McCarrick is one of the two grand marshals for the Throggs Neck St. Patrick’s Day parade. He is a first-generation Irish American, and has visited Ireland many times, which he calls his second home.

“To me, St. Patricks Day itself has to do with the saint and what he did for Ireland, that is, he came and he brought Christianity into the land where it didn’t exist before,” he said. “He wasn’t the first one to go there but he was the first one who made such an impact.”

McCarrick celebrates the holiday each year with traditional music, going to church, and ultimately celebrating his heritage.

“A lot of people think it’s a day to go out drinking and things like that,” he said. “I don’t view it as that myself.”

McCarrick, who has six younger sisters, has lived in Throggs Neck for most of his 68 years, except for the first 4.5 years of his life when he lived at Washington Avenue and 178 Street, and some of his 20s in City Island. But even when he lived up the Sound, he stayed connected to the Irish community in Throggs Neck, attending Sunday Mass at the St. Frances de Chantal parish, where it’s still easy to find him.

At the church, he is a part of the choir and Holy Name Society, and he writes the newsletters and chairs the blood drive. He has been the recording secretary for the Throggs Neck Homeowners Association for more than two decades and is a member of the Ancient Order of Hibernians.

His mother and father, who met in New York after both immigrating from Ireland in the late 1940s, joined family members who had already come to the United States for better financial opportunities. His father ended up becoming a bus driver, and McCarrick thinks Michael Quill’s influence as co-founder and president of the Transport Workers Union had something to do with it.

“Because [Quill] was Irish, I think he was able to contract other workers who were also Irish,” McCarrick said. “I think ethnic groups tend to, out of necessity or just naturally, congregate among themselves for the most part.” 

McCarrick, who works as an IT specialist at Canon, has been to every Throggs Neck St. Patrick’s Day parade, either marching or stationing himself by the grandstand on Tremont and Harding avenues with his Canon camera in hand to capture the event.
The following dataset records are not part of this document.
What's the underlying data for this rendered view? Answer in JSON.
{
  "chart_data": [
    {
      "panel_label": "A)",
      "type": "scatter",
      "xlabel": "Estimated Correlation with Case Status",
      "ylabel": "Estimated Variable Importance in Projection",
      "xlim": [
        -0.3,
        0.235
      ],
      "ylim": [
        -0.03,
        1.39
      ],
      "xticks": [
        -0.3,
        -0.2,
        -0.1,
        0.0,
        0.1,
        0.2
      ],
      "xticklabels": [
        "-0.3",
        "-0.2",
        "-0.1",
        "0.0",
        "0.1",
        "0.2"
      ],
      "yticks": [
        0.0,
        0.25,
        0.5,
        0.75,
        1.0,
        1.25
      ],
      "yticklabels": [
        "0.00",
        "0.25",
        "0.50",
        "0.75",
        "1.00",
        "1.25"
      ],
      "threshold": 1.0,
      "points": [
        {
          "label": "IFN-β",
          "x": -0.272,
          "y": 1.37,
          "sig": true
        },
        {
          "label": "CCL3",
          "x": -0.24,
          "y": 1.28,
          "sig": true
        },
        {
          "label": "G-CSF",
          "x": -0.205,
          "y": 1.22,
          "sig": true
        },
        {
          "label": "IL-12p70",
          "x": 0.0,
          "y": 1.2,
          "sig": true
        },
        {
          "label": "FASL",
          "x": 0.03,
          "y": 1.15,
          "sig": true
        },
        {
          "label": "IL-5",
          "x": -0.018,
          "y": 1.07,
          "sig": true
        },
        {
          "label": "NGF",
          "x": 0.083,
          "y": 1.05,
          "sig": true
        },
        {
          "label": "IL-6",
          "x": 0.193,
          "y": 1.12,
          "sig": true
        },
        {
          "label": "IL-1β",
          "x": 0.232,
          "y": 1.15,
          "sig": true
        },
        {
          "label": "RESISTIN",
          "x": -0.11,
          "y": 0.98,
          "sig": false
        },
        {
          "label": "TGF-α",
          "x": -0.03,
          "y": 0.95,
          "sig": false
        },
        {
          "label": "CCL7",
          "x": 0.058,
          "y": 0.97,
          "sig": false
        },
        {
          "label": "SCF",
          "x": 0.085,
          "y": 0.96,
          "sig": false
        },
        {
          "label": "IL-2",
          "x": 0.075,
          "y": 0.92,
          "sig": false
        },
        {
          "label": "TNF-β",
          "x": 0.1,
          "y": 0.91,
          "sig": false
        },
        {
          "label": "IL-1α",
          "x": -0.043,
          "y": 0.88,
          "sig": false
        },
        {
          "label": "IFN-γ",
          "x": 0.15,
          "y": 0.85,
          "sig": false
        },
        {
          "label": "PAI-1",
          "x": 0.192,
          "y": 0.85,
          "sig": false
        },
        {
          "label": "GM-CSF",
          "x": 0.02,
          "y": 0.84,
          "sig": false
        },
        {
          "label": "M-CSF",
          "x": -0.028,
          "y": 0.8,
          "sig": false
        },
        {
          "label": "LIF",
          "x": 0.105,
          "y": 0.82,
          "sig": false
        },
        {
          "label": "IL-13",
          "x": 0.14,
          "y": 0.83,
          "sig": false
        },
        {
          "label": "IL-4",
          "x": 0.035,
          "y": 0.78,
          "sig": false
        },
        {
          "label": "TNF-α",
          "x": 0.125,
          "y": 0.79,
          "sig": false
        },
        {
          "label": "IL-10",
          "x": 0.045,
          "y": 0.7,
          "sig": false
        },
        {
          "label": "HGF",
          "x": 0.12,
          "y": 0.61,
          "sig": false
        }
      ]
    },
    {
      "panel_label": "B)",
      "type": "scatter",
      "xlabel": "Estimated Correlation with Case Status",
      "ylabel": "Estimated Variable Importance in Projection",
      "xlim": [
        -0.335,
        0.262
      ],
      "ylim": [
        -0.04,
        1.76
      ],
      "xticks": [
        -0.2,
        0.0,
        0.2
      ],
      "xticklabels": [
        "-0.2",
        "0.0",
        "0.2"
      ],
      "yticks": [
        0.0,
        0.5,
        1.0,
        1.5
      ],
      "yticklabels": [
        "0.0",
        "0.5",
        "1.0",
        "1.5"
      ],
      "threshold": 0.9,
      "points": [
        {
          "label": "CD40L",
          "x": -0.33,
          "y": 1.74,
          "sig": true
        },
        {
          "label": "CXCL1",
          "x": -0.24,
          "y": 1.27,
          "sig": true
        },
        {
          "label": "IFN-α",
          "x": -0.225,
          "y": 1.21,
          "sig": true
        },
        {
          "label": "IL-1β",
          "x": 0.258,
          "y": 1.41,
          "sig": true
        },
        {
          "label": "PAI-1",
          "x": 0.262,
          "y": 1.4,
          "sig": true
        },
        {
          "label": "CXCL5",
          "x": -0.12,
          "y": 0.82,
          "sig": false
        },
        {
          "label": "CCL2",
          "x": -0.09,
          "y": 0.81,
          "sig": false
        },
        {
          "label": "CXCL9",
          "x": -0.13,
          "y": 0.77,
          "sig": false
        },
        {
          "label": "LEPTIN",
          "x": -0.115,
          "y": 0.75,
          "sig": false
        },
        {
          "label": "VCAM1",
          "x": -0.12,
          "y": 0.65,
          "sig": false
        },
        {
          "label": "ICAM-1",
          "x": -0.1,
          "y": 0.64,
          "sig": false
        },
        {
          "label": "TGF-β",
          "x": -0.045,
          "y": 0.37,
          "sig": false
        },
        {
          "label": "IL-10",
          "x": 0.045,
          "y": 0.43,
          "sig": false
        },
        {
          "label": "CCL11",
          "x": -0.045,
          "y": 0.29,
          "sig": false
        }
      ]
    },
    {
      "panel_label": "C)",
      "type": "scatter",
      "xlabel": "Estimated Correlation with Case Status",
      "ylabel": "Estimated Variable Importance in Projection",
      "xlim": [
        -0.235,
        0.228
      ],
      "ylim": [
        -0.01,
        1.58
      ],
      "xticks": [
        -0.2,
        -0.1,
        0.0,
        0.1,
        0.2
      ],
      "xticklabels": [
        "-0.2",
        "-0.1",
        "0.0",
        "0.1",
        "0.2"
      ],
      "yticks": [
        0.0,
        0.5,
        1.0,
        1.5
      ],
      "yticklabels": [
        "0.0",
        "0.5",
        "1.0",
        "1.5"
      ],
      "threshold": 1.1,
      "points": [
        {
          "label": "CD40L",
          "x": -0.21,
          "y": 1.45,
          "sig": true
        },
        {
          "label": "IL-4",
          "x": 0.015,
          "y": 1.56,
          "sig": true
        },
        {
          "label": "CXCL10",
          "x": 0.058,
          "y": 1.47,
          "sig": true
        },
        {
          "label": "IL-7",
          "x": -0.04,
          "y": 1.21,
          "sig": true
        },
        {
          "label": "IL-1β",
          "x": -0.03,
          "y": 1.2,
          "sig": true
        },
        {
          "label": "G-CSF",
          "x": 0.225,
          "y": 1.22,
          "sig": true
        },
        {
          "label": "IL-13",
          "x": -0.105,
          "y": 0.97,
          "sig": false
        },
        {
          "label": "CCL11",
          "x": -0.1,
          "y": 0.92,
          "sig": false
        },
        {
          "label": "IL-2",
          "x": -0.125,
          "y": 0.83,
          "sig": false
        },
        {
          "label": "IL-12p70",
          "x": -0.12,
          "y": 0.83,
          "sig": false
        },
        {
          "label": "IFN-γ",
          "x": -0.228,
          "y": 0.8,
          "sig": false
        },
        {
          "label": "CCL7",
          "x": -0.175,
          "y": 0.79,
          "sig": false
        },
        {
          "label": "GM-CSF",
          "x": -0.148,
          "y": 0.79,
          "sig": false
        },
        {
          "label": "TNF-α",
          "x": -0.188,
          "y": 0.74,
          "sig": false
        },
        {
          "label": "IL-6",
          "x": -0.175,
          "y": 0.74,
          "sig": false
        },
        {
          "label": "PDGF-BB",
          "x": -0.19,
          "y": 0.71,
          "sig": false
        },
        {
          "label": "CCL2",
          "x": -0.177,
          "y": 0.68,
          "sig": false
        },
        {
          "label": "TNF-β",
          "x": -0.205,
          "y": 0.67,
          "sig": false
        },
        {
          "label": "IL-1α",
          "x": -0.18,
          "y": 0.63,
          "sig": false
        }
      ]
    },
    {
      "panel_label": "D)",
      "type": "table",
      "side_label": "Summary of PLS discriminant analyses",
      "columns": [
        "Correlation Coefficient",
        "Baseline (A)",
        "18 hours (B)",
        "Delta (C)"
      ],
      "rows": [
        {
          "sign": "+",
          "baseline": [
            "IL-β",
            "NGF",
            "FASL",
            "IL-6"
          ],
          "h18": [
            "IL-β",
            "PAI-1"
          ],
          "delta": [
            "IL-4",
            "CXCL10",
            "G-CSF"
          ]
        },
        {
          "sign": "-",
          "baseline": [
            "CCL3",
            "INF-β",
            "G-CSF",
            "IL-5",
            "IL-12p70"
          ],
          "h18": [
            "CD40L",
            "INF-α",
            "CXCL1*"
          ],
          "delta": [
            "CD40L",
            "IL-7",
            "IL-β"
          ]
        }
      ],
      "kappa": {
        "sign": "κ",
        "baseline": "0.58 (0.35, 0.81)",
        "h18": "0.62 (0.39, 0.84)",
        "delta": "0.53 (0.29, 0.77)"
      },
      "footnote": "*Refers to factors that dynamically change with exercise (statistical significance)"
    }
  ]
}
But over the years, he has noticed younger Irish Bronxites moving to Rockland County or Connecticut.

“I’ve wondered myself, are people giving up on the Bronx, or on the city, or not?” he asked. 

He finds comfort, however, in both seeing younger generations that do stay around, and knowing that those leaving are spreading their Irish Catholic values to other communities.

Lucky for him, his three children, all in their 30s, have stuck around the Bronx. 

His two sons are part of the International Union of Elevator Constructors bagpipe and drum band, which will be leading the parade this year, leading their father’s horse-drawn carriage — even though McCarrick insists he doesn’t mind walking. His daughter is a math teacher at Fordham Prep.

McCarrick watches his children attend Mass with his grandchildren, and sees them embrace lifelong connections with relatives in Ireland.

“They revere their Irish heritage,” he said of his offspring, a ripple effect of his own admiration of his parents’ culture.